Why it matters: Users are spending more time and money with new brands that are using data to form direct relationships with them online, and traditional retailers are struggling to keep up.
Social media companies have become particularly adept at helping users discover products that they are more likely to buy than traditional media companies, like TV or radio.
- Facebook, Instagram and now Snapchat all offer marketers the ability to sell products via multi-product ad units that most closely mimic old print catalogs.
- Instagram is reportedly testing a standalone shopping app, given how successful its shopping experience has been.
- More than half of all consumers report buying products online after stumbling across them on social media, according to a Curalate consumer survey.

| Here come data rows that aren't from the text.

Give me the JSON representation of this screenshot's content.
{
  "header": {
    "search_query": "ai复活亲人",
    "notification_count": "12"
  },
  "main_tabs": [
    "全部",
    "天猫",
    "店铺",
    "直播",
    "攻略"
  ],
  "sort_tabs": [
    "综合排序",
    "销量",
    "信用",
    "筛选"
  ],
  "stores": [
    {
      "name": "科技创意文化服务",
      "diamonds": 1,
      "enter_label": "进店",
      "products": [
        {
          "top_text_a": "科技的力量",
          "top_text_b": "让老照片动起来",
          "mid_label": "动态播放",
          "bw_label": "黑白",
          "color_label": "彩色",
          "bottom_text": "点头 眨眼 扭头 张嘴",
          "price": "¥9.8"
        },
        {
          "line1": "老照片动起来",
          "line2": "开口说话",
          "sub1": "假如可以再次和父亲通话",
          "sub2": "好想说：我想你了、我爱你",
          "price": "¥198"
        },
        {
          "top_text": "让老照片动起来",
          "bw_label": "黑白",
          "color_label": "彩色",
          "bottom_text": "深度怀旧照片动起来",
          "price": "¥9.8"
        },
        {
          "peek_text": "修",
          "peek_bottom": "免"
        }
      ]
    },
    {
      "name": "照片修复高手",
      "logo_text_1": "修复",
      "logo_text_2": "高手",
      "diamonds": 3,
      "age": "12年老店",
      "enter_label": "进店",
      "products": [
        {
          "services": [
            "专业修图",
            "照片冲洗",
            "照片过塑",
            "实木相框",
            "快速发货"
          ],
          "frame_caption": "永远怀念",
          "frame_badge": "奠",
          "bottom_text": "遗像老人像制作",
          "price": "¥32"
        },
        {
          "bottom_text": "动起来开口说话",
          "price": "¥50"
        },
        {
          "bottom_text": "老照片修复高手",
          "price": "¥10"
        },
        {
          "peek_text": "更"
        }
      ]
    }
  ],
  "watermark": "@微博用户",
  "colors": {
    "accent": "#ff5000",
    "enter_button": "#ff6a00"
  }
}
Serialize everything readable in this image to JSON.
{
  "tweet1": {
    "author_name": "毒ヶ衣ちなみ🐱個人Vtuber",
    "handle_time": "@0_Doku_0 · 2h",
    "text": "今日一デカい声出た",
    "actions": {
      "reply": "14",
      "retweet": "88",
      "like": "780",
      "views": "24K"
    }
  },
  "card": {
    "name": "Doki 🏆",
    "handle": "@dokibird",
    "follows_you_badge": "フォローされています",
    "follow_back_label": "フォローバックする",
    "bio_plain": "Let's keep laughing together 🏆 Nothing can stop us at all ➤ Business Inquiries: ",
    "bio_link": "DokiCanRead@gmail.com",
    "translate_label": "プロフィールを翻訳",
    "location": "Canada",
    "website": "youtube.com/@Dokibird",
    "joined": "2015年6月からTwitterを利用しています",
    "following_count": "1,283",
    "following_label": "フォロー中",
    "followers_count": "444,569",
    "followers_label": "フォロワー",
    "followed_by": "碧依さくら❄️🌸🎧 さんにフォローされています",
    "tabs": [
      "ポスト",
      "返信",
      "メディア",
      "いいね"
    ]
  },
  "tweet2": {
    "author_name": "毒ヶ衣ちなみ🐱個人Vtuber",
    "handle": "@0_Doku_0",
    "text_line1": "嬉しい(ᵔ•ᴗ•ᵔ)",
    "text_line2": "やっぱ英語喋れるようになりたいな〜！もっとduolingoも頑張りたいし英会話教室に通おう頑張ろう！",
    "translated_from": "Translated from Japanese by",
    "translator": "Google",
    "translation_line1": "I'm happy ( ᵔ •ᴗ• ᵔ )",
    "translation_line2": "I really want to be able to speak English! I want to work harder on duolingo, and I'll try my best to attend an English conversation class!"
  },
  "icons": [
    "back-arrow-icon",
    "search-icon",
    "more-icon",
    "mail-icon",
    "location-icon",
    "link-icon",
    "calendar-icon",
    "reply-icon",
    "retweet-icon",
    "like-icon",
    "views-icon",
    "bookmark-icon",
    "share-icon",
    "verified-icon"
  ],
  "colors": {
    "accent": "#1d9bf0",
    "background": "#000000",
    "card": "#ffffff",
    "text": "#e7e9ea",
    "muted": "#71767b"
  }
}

Between the lines: Traditional consumer product companies that used to be mega-stocking stuffers are struggling to keep up with new companies that have mastered the art of social commerce.
- Gillette’s share of the U.S. men’s razor business fell to 54% in 2016, from 70% in 2010. Most of the market share has shifted to Dollar Shave Club, Harry’s, etc., according to the IAB’s latest brand economy study.
- Walmart, one of the country’s biggest mass retailers, considered buying suitcase company Away, per Business Insider. It’s already purchased online clothing companies, like Bonobos and Modcloth, in an effort to bolster its relationship with consumers online.
- Allbirds, a sustainable sneaker company that specializes in social media marketing, is now valued at $1.4 billion.
These brands have gotten so good at launching customizable business online that dozens of companies, like Everlane and M.Gemi, have built their own brick-and-mortar stores after launching online.
The bottom line: Social media is the new storefront, and ads are the new catalogs.